Roselyne Wanjiru (RW):The novelty and potential for blockchain technology to solve cybersecurity problems at large was what attracted me. I sought out initially a master’s in data science, but realizing the gaps in blockchain education, I opted to venture into research, advocacy, and awareness in the ecosystem.

BCN: For how long do you have been involved in this type of work? Can you tell us if it has been beneficial?

RW: Since 2018; it’s been an incredible and challenging journey. As services and users are improved, the levels of receptivity increase across the continent. This is even while more people become aware.

BCN: As one of few African women who are active in the education of fellow Africans regarding the possibilities of technology, you are a pioneer in this field. Do you see the gender gap as a result of these barriers or challenges?

RW:Unfortunately, the gender gap is being prevented by high rates of participation and inclusion for women and girls in STEM. [science, technology, engineering, and math]. Over time, this story is shifting due to an increase in social acceptance, incentive and role model by women involved in STEM.

BCN: Do you believe there should be more women involved in education?

RW:A rise in personal initiative and private-public partnership funding. Apprenticeship programs are also available to help nurture talent for companies entering this sector.

BCN: Many had predicted the widespread adoption of digital currency in Africa before the pandemic. However, this didn’t happen. For crypto and blockchain to be recognized, it took lockdowns and restrictions on movement for them to gain recognition. Does this suggest that the educators weren’t doing enough to prevent the outbreak?

RW:While educators were able to help disseminate the information, it was the financial pressure that caused many to consider other solutions. This led to an unprecedented increase in the use of the tools. It was difficult to imagine such an incentive, since many people were content with their incomes and finances before the pandemic.

BCN: Which use case do you believe is best for Africa’s digital currency?

RW:These digital currencies are currently used for remittances and alternative investments as well as speculation. The government will benefit from the increased use of digital currencies by central banks by gaining valuable information.

BCN: We know that bitcoin accounts for the largest portion of the continent’s traded crypto volumes. Chainalysis data indicates that the stablecoin volume seems to be increasing. Which factors do you believe are responsible for the rise in stablecoin volume?

RW: Two reasons: for investors looking to avoid the volatility in cryptocurrencies, stablecoins give the needed solution; and when markets show indications of price drops or bearish signals, stablecoins provide an alternative to retain one’s value so that it isn’t lost in the downward cycles.

BCN: A handful of countries from Africa, including some that have been experimenting with digital currencies for central banks (CBDC) has indicated in recent years they may be considering this possibility. Still, many such countries are unwilling to recognize private digital currencies — or have imposed measures that restrict the use of such currencies.
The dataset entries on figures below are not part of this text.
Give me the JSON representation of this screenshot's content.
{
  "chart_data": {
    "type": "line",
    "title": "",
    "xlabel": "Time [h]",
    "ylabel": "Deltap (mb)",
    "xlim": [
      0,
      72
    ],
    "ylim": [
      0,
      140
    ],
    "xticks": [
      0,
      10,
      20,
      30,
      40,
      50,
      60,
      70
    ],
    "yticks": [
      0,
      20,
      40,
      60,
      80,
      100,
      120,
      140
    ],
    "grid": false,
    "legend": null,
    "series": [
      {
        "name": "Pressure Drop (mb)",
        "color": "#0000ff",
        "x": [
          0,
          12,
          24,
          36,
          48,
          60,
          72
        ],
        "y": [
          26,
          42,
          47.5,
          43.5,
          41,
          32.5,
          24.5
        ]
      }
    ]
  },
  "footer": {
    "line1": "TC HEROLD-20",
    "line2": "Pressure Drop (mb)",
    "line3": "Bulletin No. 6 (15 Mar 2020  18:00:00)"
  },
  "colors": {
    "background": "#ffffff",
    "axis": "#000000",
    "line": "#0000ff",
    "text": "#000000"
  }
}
Can you imagine a world where CBDC and private digital currencies could co-exist?

RW:Both can and will coexist. As long as the government follows the proper course to roll out CBDCs (which could take many years), citizens will become accustomed transacting with private digital wallets. It is important to consider how seamless the transition will occur in terms service integrations, ease-of-use and whether citizens feel incentivized by CBDCs.
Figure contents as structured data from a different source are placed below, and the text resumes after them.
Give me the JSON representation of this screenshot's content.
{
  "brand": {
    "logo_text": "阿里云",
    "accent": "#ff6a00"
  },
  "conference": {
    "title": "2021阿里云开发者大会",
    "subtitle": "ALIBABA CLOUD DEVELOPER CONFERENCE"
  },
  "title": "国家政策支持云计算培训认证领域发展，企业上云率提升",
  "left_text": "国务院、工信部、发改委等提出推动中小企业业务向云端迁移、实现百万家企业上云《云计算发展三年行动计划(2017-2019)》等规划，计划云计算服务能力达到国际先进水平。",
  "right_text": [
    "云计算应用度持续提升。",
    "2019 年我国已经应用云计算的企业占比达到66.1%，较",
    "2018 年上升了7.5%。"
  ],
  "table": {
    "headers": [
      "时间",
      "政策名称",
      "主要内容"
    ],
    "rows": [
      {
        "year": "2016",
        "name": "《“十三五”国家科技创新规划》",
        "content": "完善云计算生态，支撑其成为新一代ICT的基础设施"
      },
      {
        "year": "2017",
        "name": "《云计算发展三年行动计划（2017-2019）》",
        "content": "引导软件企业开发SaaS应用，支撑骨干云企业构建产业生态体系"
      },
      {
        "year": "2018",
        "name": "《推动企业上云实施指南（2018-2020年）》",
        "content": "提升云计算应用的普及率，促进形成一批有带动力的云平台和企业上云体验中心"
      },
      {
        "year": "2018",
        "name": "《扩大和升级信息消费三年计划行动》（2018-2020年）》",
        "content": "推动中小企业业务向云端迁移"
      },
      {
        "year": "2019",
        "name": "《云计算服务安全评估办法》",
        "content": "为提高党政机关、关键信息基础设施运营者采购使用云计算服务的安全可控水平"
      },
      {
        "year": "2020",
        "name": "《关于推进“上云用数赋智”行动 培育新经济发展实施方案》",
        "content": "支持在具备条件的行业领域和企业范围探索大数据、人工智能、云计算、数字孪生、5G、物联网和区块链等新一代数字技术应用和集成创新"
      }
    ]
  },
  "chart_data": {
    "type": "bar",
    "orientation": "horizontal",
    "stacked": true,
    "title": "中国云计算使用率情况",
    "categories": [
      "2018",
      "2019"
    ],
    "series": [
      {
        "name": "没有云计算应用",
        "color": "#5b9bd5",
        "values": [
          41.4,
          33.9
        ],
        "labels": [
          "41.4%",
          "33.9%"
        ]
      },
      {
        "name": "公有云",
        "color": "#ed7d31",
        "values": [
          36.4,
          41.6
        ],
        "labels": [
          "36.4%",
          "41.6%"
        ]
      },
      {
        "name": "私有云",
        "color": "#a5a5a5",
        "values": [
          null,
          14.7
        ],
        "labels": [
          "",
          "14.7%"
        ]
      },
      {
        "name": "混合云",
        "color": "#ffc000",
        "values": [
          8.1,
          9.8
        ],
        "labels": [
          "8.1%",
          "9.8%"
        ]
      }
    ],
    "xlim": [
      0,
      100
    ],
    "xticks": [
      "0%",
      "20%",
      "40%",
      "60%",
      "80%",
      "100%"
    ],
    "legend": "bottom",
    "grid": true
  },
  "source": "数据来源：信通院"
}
BCN: How would you advise governments and central banks trying to prevent their citizens from using digital currency privately issued?
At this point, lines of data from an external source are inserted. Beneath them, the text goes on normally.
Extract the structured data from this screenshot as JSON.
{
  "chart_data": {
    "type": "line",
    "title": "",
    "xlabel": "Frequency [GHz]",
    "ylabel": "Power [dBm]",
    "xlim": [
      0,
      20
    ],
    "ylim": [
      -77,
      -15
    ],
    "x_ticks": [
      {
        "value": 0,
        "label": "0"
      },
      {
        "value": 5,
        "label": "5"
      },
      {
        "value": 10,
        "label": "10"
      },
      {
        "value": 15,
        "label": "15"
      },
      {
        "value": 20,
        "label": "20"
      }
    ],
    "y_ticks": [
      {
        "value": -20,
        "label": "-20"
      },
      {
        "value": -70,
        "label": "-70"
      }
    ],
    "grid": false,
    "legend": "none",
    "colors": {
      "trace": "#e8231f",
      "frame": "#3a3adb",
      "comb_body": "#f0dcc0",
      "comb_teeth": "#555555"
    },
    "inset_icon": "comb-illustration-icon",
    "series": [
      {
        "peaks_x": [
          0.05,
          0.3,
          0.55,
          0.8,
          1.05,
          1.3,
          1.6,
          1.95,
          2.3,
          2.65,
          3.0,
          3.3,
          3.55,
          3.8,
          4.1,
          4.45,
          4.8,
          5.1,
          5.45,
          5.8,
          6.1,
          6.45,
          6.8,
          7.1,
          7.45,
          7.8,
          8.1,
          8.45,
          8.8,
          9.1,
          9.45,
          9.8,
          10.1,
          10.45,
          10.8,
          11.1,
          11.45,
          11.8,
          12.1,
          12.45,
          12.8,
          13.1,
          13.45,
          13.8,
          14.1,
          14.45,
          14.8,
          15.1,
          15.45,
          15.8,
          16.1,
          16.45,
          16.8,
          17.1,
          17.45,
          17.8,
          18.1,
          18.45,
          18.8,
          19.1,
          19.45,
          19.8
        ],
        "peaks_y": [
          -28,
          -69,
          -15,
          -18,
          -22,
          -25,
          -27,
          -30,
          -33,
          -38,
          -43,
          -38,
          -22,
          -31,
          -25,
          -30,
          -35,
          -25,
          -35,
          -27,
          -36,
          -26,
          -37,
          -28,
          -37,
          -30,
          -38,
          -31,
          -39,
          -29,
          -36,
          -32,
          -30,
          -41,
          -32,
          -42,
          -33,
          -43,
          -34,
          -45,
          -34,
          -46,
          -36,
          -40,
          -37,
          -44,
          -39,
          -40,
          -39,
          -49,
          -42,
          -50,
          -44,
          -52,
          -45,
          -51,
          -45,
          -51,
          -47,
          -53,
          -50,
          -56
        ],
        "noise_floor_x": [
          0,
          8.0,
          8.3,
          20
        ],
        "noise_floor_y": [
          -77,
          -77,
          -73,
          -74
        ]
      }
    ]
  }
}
RW:In the context of increased government use of these tools in the future decade, they are wise to host and invest in forums that promote education, capacity building and collaboration with private sector partners such as Virtual Asset Service Providers. These governments should evaluate the possible savings in payments and cash transfer programs as well as the financial transparency that comes with these technology. It’s better to interrogate and take risks early rather than have history show what could have been done with opportunities past.